Um medicamento que está em uso clínico há mais de 70 anos e já foi aprovado pela Administração de Alimentos e Medicamentos dos Estados Unidos (FDA, na sigla em inglês), pode proteger contra o risco de coágulos sanguíneos em casos graves de covid-19, lesões pulmonares e outros distúrbios que causam danos imunomediados aos pulmões, segundo um novo estudo pré-clínico de pesquisadores da Weill Cornell Medicine e Cold Spring Harbor Laboratory.
A pesquisa — publicada no Journal of Experimental Medicine — identificou que o medicamento dissulfiram protegeu ratos de lesões pulmonares imunomediadas em dois modelos separados desse tipo de lesão: infecção pelo coronavírus e de uma síndrome de insuficiência pulmonar chamada TRALI que em casos raros ocorre após a transfusão de sangue.
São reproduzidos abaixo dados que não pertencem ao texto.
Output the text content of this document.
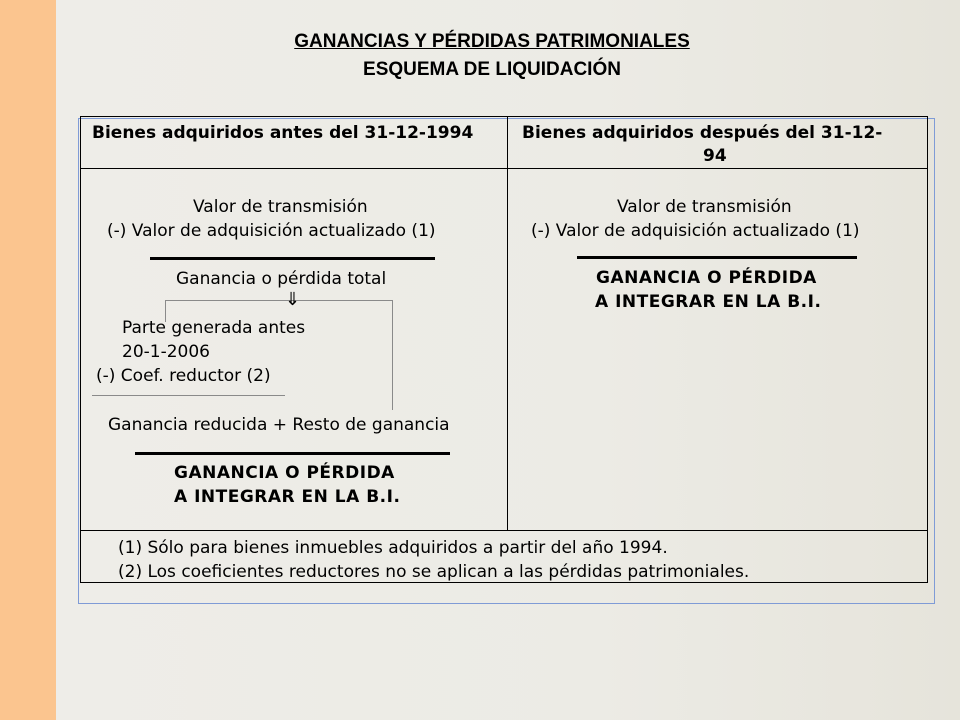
GANANCIAS Y PÉRDIDAS PATRIMONIALES
ESQUEMA DE LIQUIDACIÓN
Bienes adquiridos antes del 31-12-1994	Bienes adquiridos después del 31-12-
94
Valor de transmisión
(-) Valor de adquisición actualizado (1)
Ganancia o pérdida total
⇓
Parte generada antes
20-1-2006
(-) Coef. reductor (2)
Ganancia reducida + Resto de ganancia
GANANCIA O PÉRDIDA
A INTEGRAR EN LA B.I.
Valor de transmisión
(-) Valor de adquisición actualizado (1)
GANANCIA O PÉRDIDA
A INTEGRAR EN LA B.I.
(1) Sólo para bienes inmuebles adquiridos a partir del año 1994.
(2) Los coeficientes reductores no se aplican a las pérdidas patrimoniales.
"À medida que aprendemos mais sobre a biologia subjacente dessas lesões pulmonares, podemos ser capazes de direcionar especificamente os processos que estão danificando o tecido pulmonar", explica Robert Schwartz, um dos autores do estudo.
Essas lesões pulmonares são conhecidas por serem impulsionadas, em parte, pela formação de estruturas semelhantes a teias de células imunes chamadas armadilhas extracelulares de neutrófilos, ou NETs, que podem prender e matar organismos infecciosos, mas também podem ser prejudiciais ao tecido pulmonar e aos vasos sanguíneos, causando o acúmulo de líquido nos pulmões (edema) e promovendo o desenvolvimento de coágulos sanguíneos. É aí que entra o remédio dissulfiram, que bloqueia uma das etapas na formação de NETs.
Em 2020, cientistas descobriram que o remédio também inibe parte do processo inflamatório que pode levar à formação de NET por glóbulos brancos chamados neutrófilos. A descoberta levou ao teste de dissulfiram como um bloqueador de NET.
"Os NETs danificam o tecido, mas como o dissulfiram interfere com a gasdermin D, uma molécula necessária para produzir os NETs, nenhum NET é formado após o tratamento com dissulfiram", explica a Dra. Mikala Egeblad, que também assina o estudo.
Os testes
Depois de confirmar em experimentos de laboratório que o dissulfiram reduz bastante a formação de NETs por neutrófilos humanos e de camundongos, os pesquisadores o testaram em modelos de TRALI e covid-19, uma vez que as duas são doenças conhecidas por apresentar extensa invasão de neutrófilos nos pulmões e danos pulmonares fatais.
Em um rato com TRALI, o tratamento com o remédio um dia antes e novamente três horas antes da indução da síndrome permitiu que 95% dos animais sobrevivessem, em comparação com apenas 40% daqueles não tratados com a droga.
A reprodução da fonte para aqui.